New study in Science Translational Medicine suggested that immune cross-reactivity between Flu vaccine component and brain's hypocretin receptor could have caused autoantibody mediated narcolepsy following 2009 Flu H1N1.
First, the authors showed that nucleoprotein (NP) from flu vaccine Pandemrix (that caused narcolepsy) and NP from flu vaccine Focetria (that did not cause narcolepsy) have sequence similarity to human hypocretin receptor. These two NPs differed in only 1 amino acid from each other (isoleucin vs. methionine).
Next, the authors showed that serum samples from Pandermrix cohort, but not from Focetria cohort, reacted with human hypocretin receptor in a sensitive cell-based assay (note high reactivity in healthy Finish group).
Importantly, the authors showed that this immune reactivity of Pandemprix vaccinated serum samples to human hypocretin receptor could be inhibited by short Flu NP peptides (both from Pandemprix and Focetria) and or by hypocretin receptor (positive control). It suggested that at the antibody level, there is no difference between NP from Pandemrix or Focetria. The authors could not analyze T cell part.

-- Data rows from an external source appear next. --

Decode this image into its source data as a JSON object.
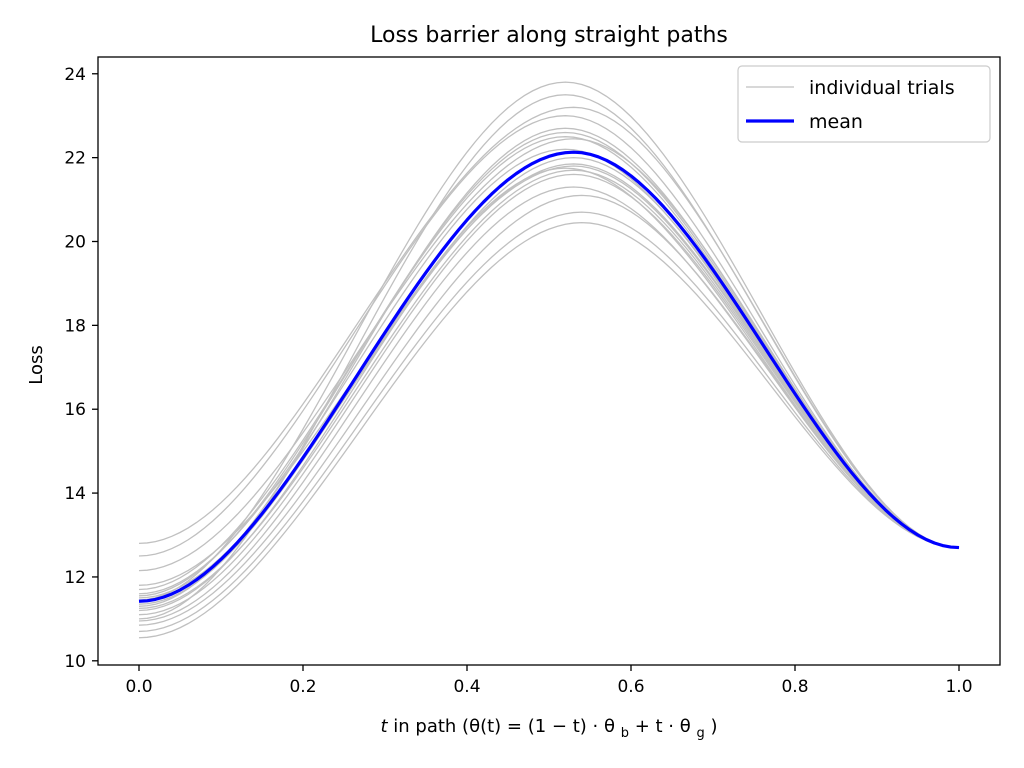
{
  "chart_data": {
    "type": "line",
    "title": "Loss barrier along straight paths",
    "xlabel_prefix": "t",
    "xlabel": "in path (θ(t) = (1 − t) · θ",
    "xlabel_sub_b": "b",
    "xlabel_mid": " + t · θ",
    "xlabel_sub_g": "g",
    "xlabel_end": ")",
    "ylabel": "Loss",
    "xlim": [
      -0.05,
      1.05
    ],
    "ylim": [
      9.9,
      24.4
    ],
    "xticks": [
      0.0,
      0.2,
      0.4,
      0.6,
      0.8,
      1.0
    ],
    "xtick_labels": [
      "0.0",
      "0.2",
      "0.4",
      "0.6",
      "0.8",
      "1.0"
    ],
    "yticks": [
      10,
      12,
      14,
      16,
      18,
      20,
      22,
      24
    ],
    "ytick_labels": [
      "10",
      "12",
      "14",
      "16",
      "18",
      "20",
      "22",
      "24"
    ],
    "grid": false,
    "legend_position": "top-right",
    "legend": [
      {
        "label": "individual trials",
        "color": "#c0c0c0",
        "style": "thin"
      },
      {
        "label": "mean",
        "color": "#0000ff",
        "style": "thick"
      }
    ],
    "end_value": 12.7,
    "trials": [
      {
        "start": 10.55,
        "peak_t": 0.54,
        "peak": 20.45
      },
      {
        "start": 10.7,
        "peak_t": 0.54,
        "peak": 20.7
      },
      {
        "start": 10.85,
        "peak_t": 0.54,
        "peak": 21.1
      },
      {
        "start": 10.95,
        "peak_t": 0.53,
        "peak": 21.3
      },
      {
        "start": 11.1,
        "peak_t": 0.53,
        "peak": 21.6
      },
      {
        "start": 11.25,
        "peak_t": 0.53,
        "peak": 21.7
      },
      {
        "start": 11.35,
        "peak_t": 0.52,
        "peak": 21.75
      },
      {
        "start": 11.5,
        "peak_t": 0.53,
        "peak": 21.85
      },
      {
        "start": 11.6,
        "peak_t": 0.52,
        "peak": 22.2
      },
      {
        "start": 11.7,
        "peak_t": 0.52,
        "peak": 22.5
      },
      {
        "start": 11.55,
        "peak_t": 0.52,
        "peak": 22.6
      },
      {
        "start": 11.3,
        "peak_t": 0.52,
        "peak": 22.7
      },
      {
        "start": 12.15,
        "peak_t": 0.53,
        "peak": 22.45
      },
      {
        "start": 12.5,
        "peak_t": 0.52,
        "peak": 23.0
      },
      {
        "start": 12.8,
        "peak_t": 0.53,
        "peak": 23.2
      },
      {
        "start": 11.0,
        "peak_t": 0.52,
        "peak": 23.5
      },
      {
        "start": 11.45,
        "peak_t": 0.52,
        "peak": 23.8
      },
      {
        "start": 11.8,
        "peak_t": 0.53,
        "peak": 21.8
      },
      {
        "start": 11.2,
        "peak_t": 0.53,
        "peak": 22.0
      }
    ],
    "mean": {
      "start": 11.42,
      "peak_t": 0.53,
      "peak": 22.13
    },
    "colors": {
      "trials": "#c0c0c0",
      "mean": "#0000ff"
    }
  }
}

In summary, the authors suggested the following hypothesis: high level of NP protein in Pandemrix flu vaccine (compared to Focetria) could have induced robust anti-NP antibody titre that later "somehow" have managed to cross human brain blood barrier (BBB) and caused autoimmune narcolepsy is HLA susceptible individuals. However, it is not clear how autoantibody could have got access to hypothalamic cells expressing hypocretin receptors.
Vaccine are important for human health. However, human HLA diversity and natural mimicry at the protein and peptide level could produce autoimmunity in certain individuals.